When the time was right, I carried the laundry upstairs to my bedroom, cradling it as I walked. I dumped the clothes out, separated the shirts from the underwear and the socks. Even though there were two different colors, black and white, I decided to leave the socks in one big pile. Not sure why. I guess it just didn’t matter.
I started folding, tucking one sock into the other. By this point, there was no hesitation, only numbness. Eight pairs down, nine pairs, ten pairs, two pairs to go.
But wait a minute.
There were only three socks left.
Where was the fourth?
I looked under the pillows. I looked at the sides of the bed. I looked under the blanket and shirts. I looked deep into the times I sat on my uncle’s lap with a glass of lemonade in one hand and the puppet in the other. I recall my uncle a wore straw hat and had a harmonica in his pocket when he made the ventriloquist sounds. Not sure why I thought about this. Not sure why I wasn’t happier about the missing sock. I guess I knew it wasn’t so simple.

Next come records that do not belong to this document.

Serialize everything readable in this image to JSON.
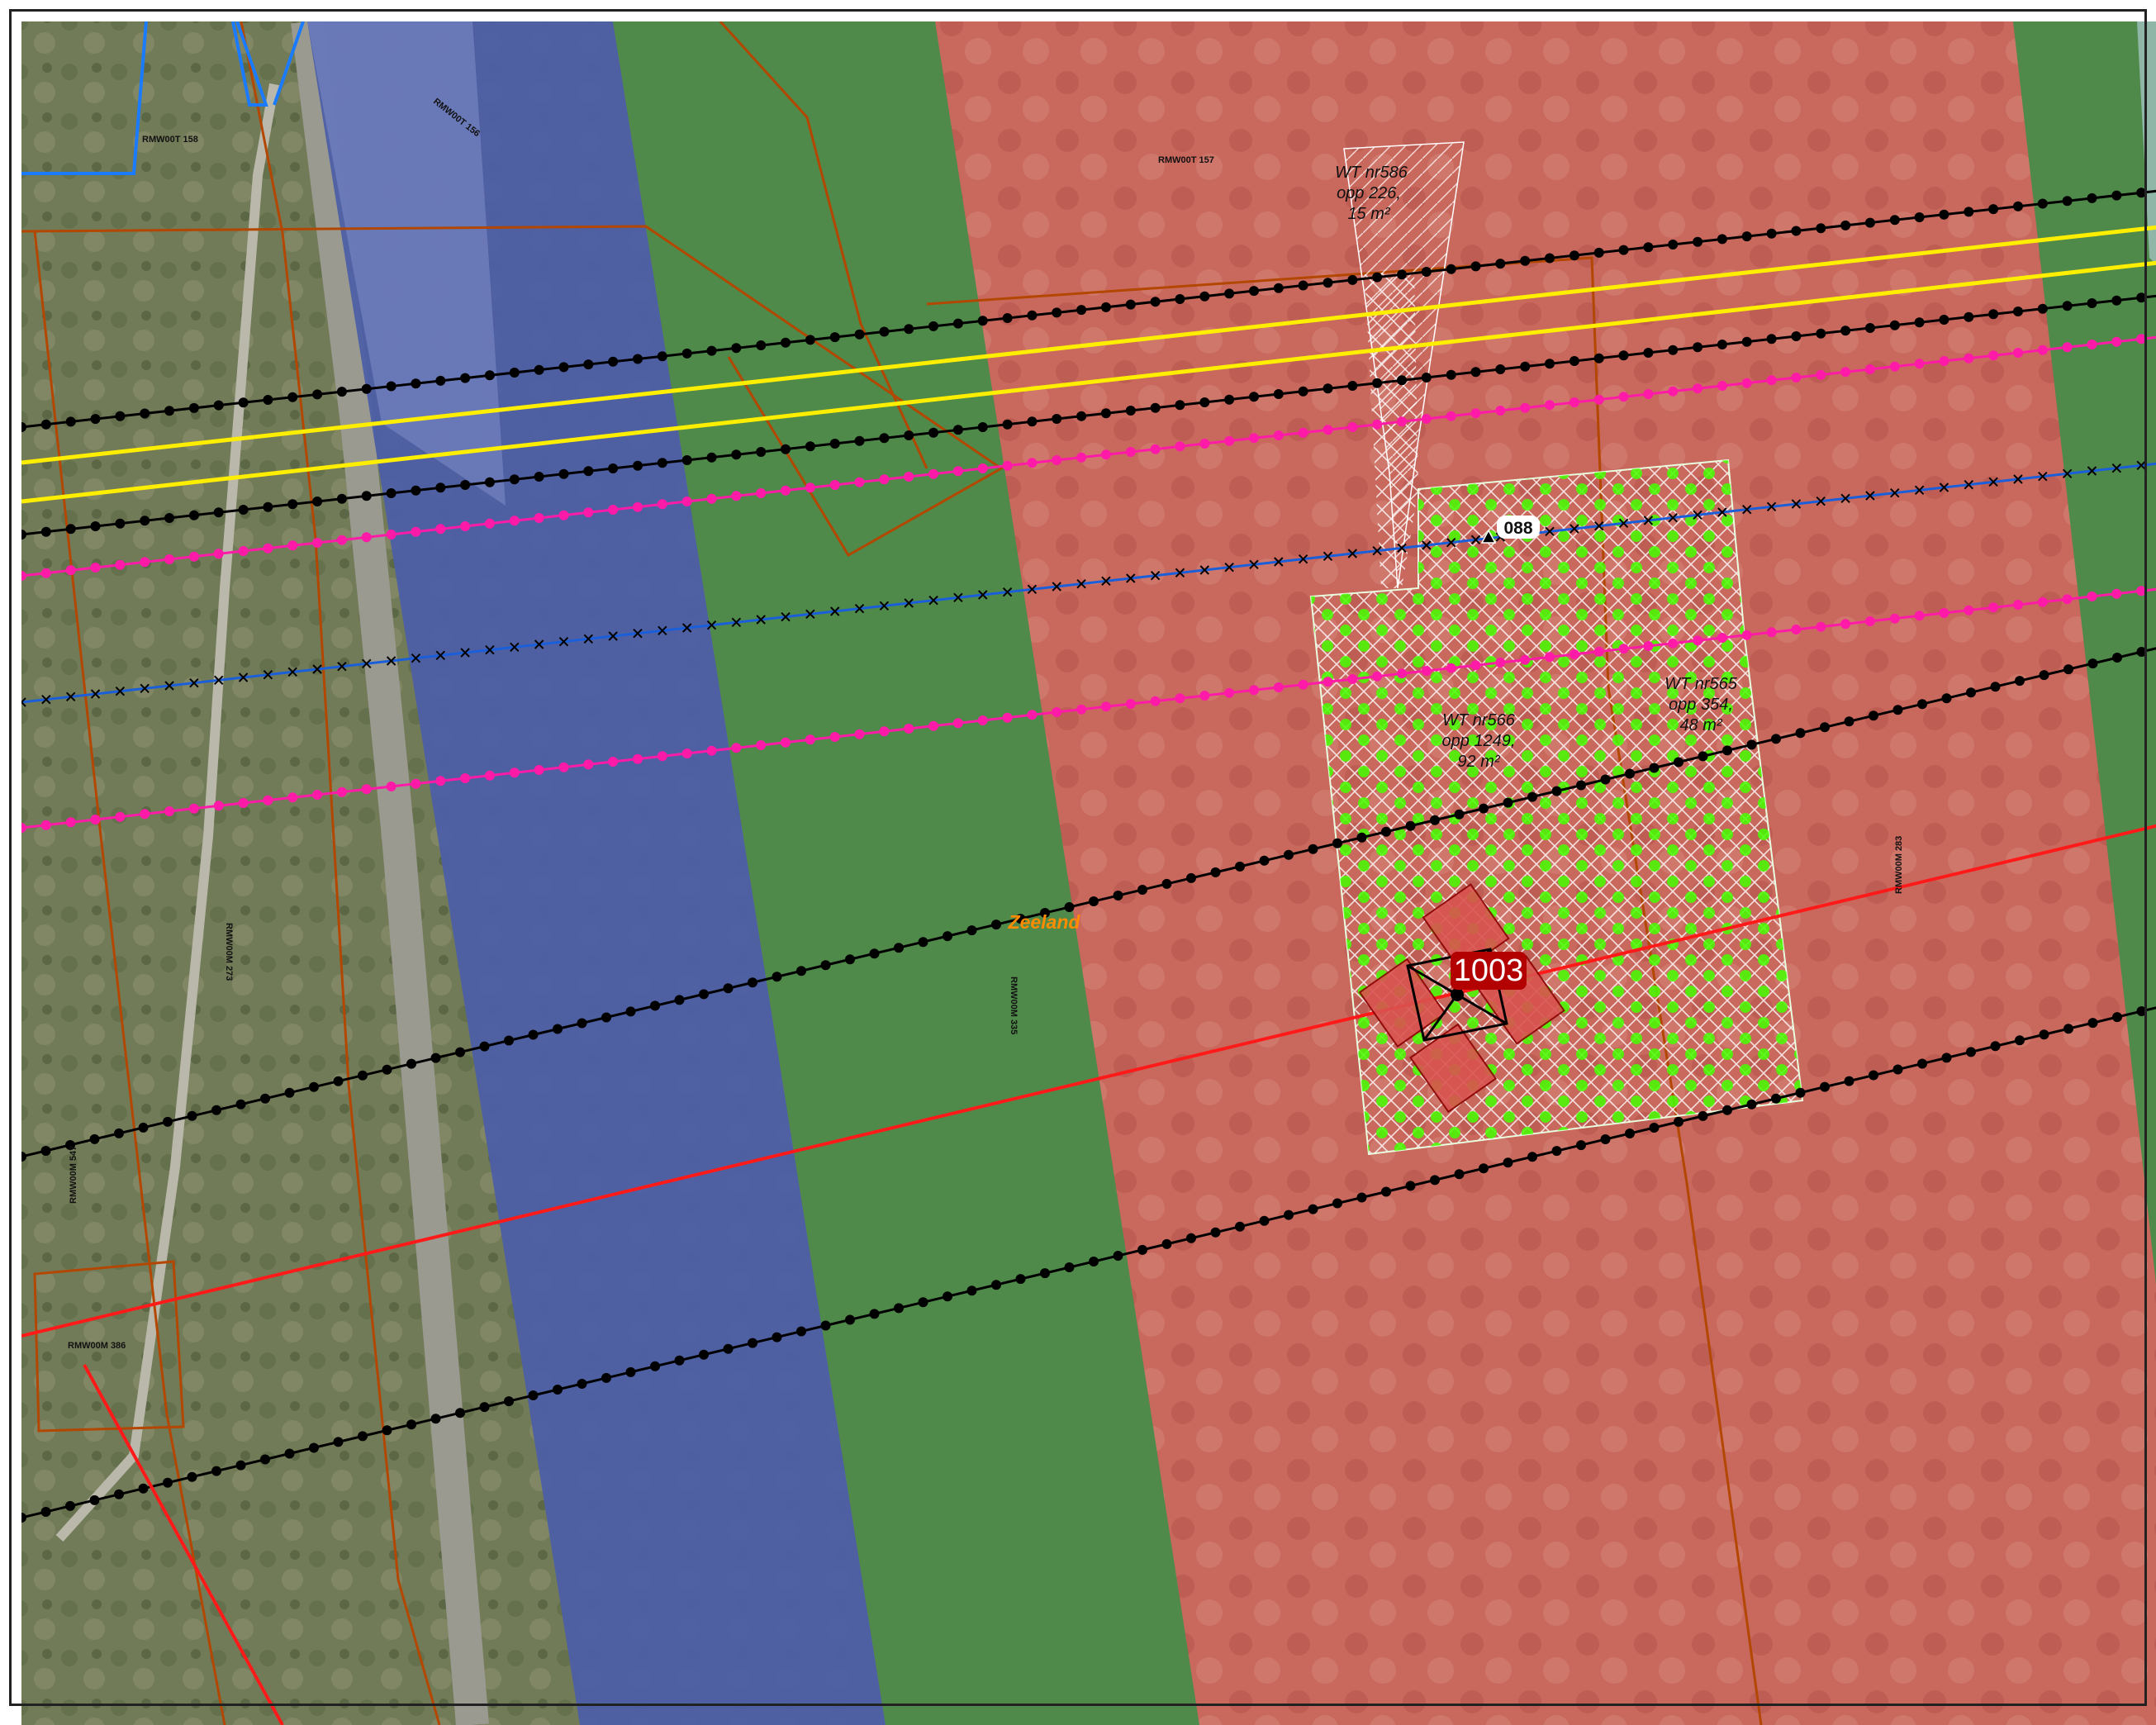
{
  "map": {
    "region_label": "Zeeland",
    "colors": {
      "background_aerial": "#6f7a55",
      "water_blue": "#4a5fa8",
      "green_zone": "#4f8a4a",
      "red_zone": "#c96a5e",
      "black_line": "#000000",
      "magenta_line": "#ff1aa8",
      "yellow_line": "#ffee00",
      "blue_line": "#1a5fd9",
      "red_line": "#ff1a1a",
      "parcel_border": "#b34700",
      "hatch_fill": "#ffffff",
      "tree_green": "#44ff00",
      "turbine_red": "#b30000"
    },
    "parcel_labels": [
      {
        "id": "p1",
        "text": "RMW00T 158"
      },
      {
        "id": "p2",
        "text": "RMW00T 156"
      },
      {
        "id": "p3",
        "text": "RMW00T 157"
      },
      {
        "id": "p4",
        "text": "RMW00M 273"
      },
      {
        "id": "p5",
        "text": "RMW00M 335"
      },
      {
        "id": "p6",
        "text": "RMW00M 283"
      },
      {
        "id": "p7",
        "text": "RMW00M 547"
      },
      {
        "id": "p8",
        "text": "RMW00M 386"
      }
    ],
    "wt_labels": [
      {
        "id": "wt586",
        "lines": [
          "WT nr586",
          "opp 226,",
          "15 m²"
        ]
      },
      {
        "id": "wt566",
        "lines": [
          "WT nr566",
          "opp 1249,",
          "92 m²"
        ]
      },
      {
        "id": "wt565",
        "lines": [
          "WT nr565",
          "opp 354,",
          "48 m²"
        ]
      }
    ],
    "turbine": {
      "label": "1003"
    },
    "marker": {
      "label": "088"
    }
  }
}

The gun was still downstairs.
I needed to put it away.
In my basement, there is a white bifold door separating the laundry room from the living area. Just at the hinge of this door, where carpet meets concrete, I noticed a single sock. I leaned over and picked it up, examined it closely.
It was the missing sock.
Was it dirty or clean? Did it fall out of the basket on my way in or out of the laundry room?
I couldn’t quite tell.
I just knew I was confused about what it meant and whether it was the cause of, or solution to, my problems.
I leaned over, put the sock in my pocket.
I walked over to the gun, put it in my hand.
The last thing I recall thinking that day was that sometimes you carry a weight so heavy you don’t know when you’ve stopped carrying it.